Suzie Lahoud: Yeah. No, thank you for having the conversation as always.
Sy Hoekstra: Before we go, reminder, please go to ktfpress.com, check out the subscription there. Get the newsletter, the bonus episodes of this show, support everything we do at KTF Press. We could not exist without our subscribers. We really appreciate everyone who chooses to support us that way. So please really do consider that.
Also, our next episode is going to be our season finale. It's going to be a mail bag; we're going to answer some questions. We've already gotten some great ones like Suzie said, and we would love to get some more from you all. So please do send your written or voice recorded questions to firstname.lastname@example.org. Our theme song is “Citizens” by Jon Guerra. Our podcast art is by Jacqueline Tam. And we will see you all in two weeks!

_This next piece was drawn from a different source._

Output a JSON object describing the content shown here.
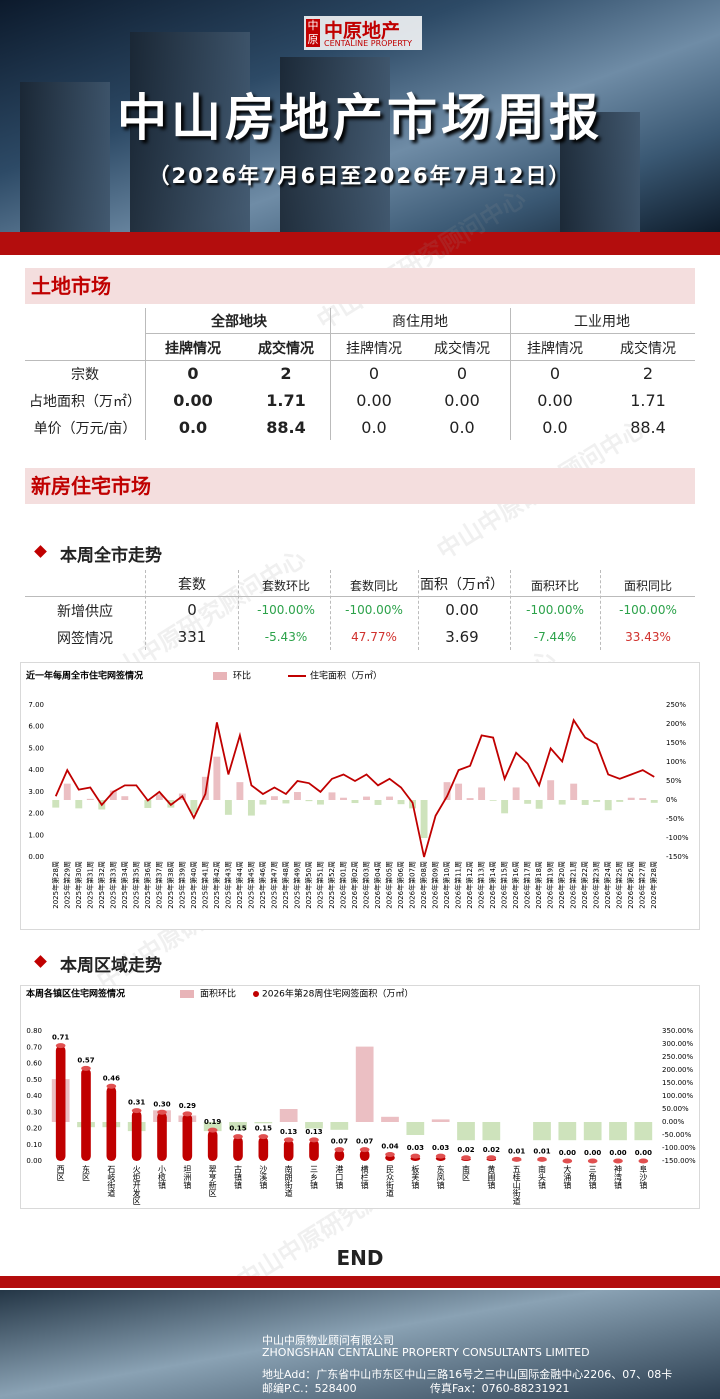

[The song “Citizens” by Jon Guerra fades in. Lyrics: “And that you’re building a city/ Where we arrive as immigrants/ And you call us citizens/ And you welcome us as children home/ Where we arrive as immigrants/ And you call us citizens/ And you welcome us as children home.” The song fades out.]
Suzie Lahoud: You know, it can even be sort of like microaggressions that they don't aware that they're doing. Oh, wow, that wasn’t English. I'm so sorry [laughter]. Let me say that again. Oh, COVID brain…
Sy Hoekstra: Yeah, you're recovering from COVID. It's fine.